Clone this wiki locally
rmr 1.2 (release branch)
- Binary formats
- Simpler, more powerful I/O format API
- Native binary format with support for all R data types
- Worked around an R bug that made large reduces very slow.
- Backend specific parameters to modify things like number of reducers at the hadoop level
- Automatic library loading in mappers and reducers
- Better data frame conversions
- Adopted a uniform.naming.convention
- New package options API
See rmr v1.2 overview for details
rmr 1.1 (master branch)
- Native R serialization/deserialization, which implies that all R objects are supported as key and value, without any conversion boilerplate code. This is the new default.

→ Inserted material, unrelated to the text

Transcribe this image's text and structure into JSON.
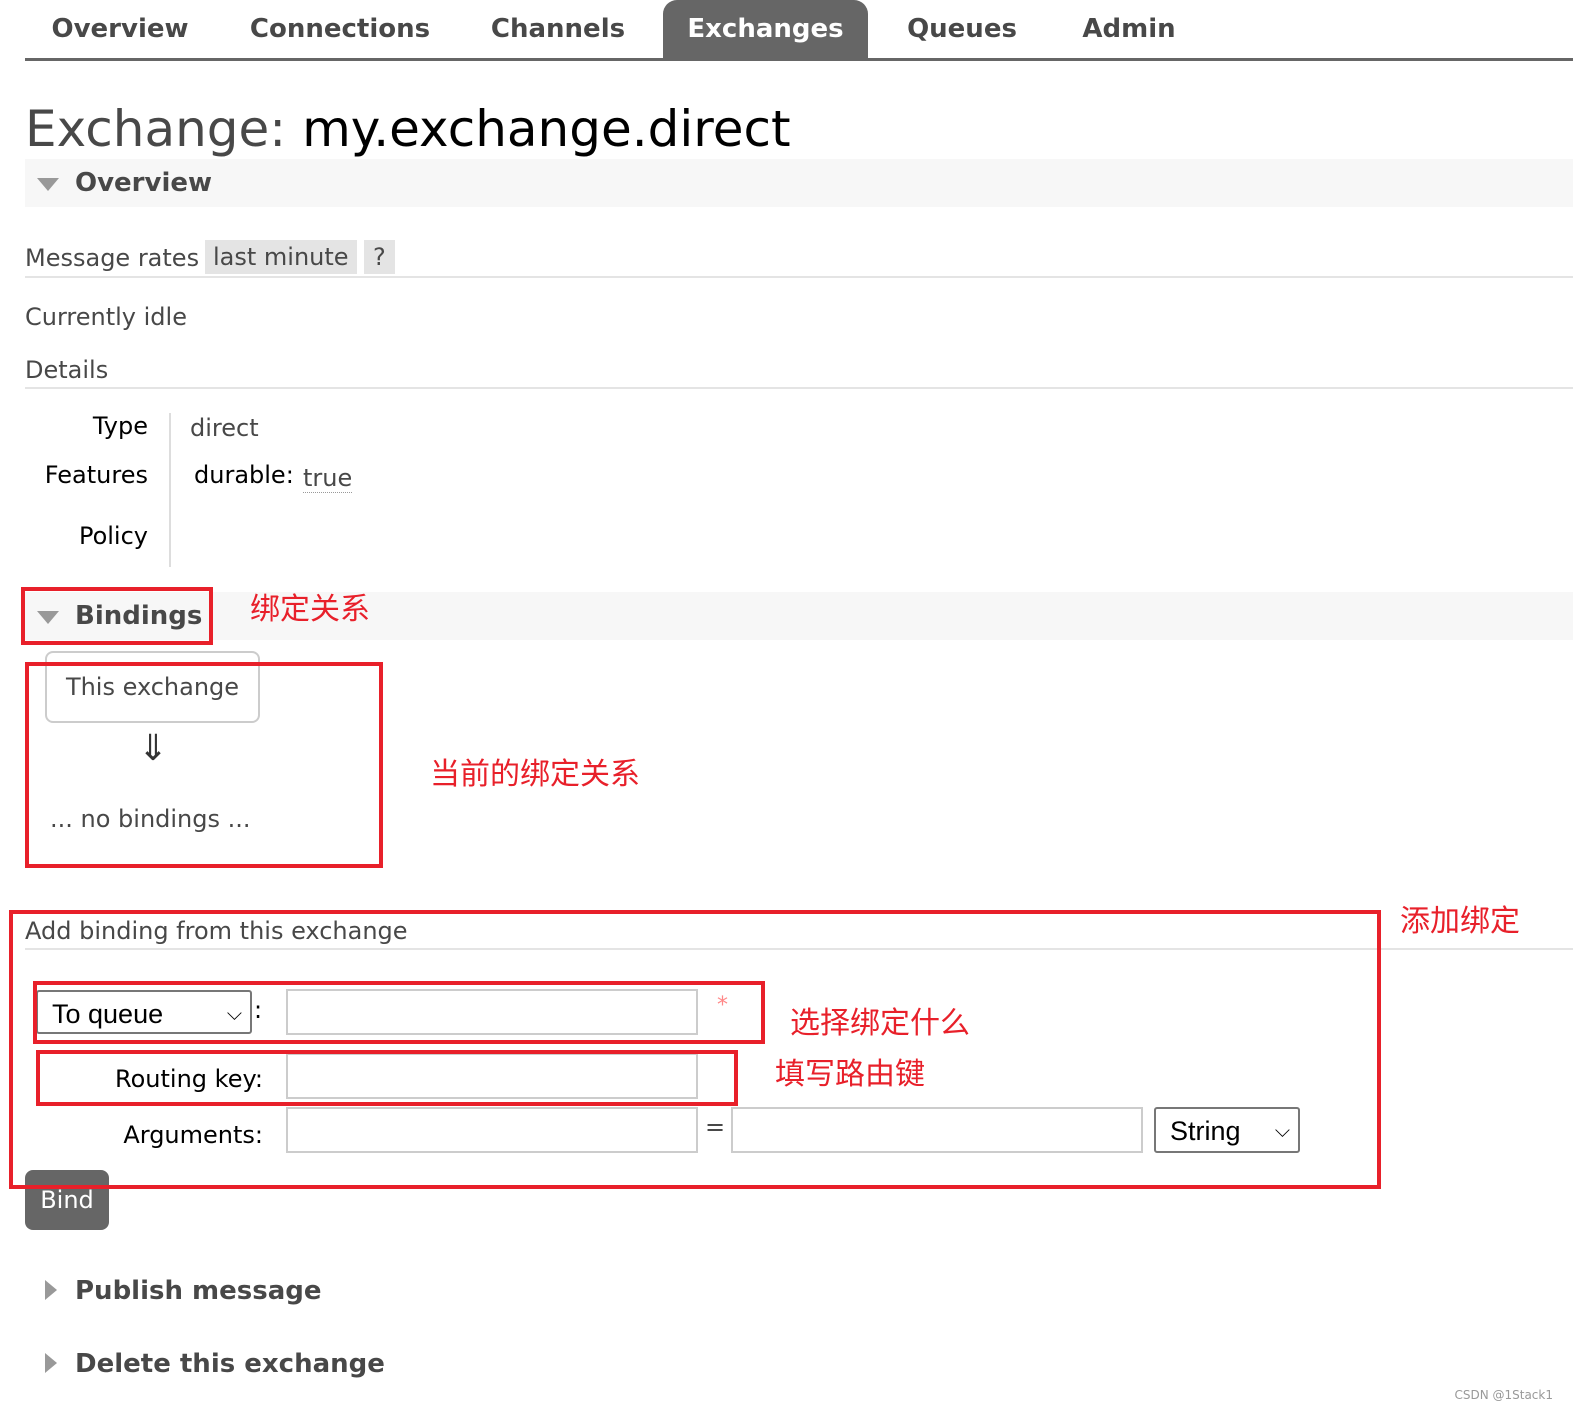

JSON still supported. csv reader/writer also available -- somewhat experimental.
- Multiple backends (hadoop and local); local backend is useful for debugging at small scale; having two backends enforces modular design, opens up further possibilities (rjava, Amazon's EMR, OpenCL have been suggested), forces to clarify semantics.
- Multiple tests of backend equivalence.
- Simpler interface for profiler.
- Equijoins (rough equivalent of merge for mapreduce)
- dfs.empty to check if file is empty
- to.map, to.reduce, to.reduce.all higher order functions to create simple map and reduce functions from regular ones.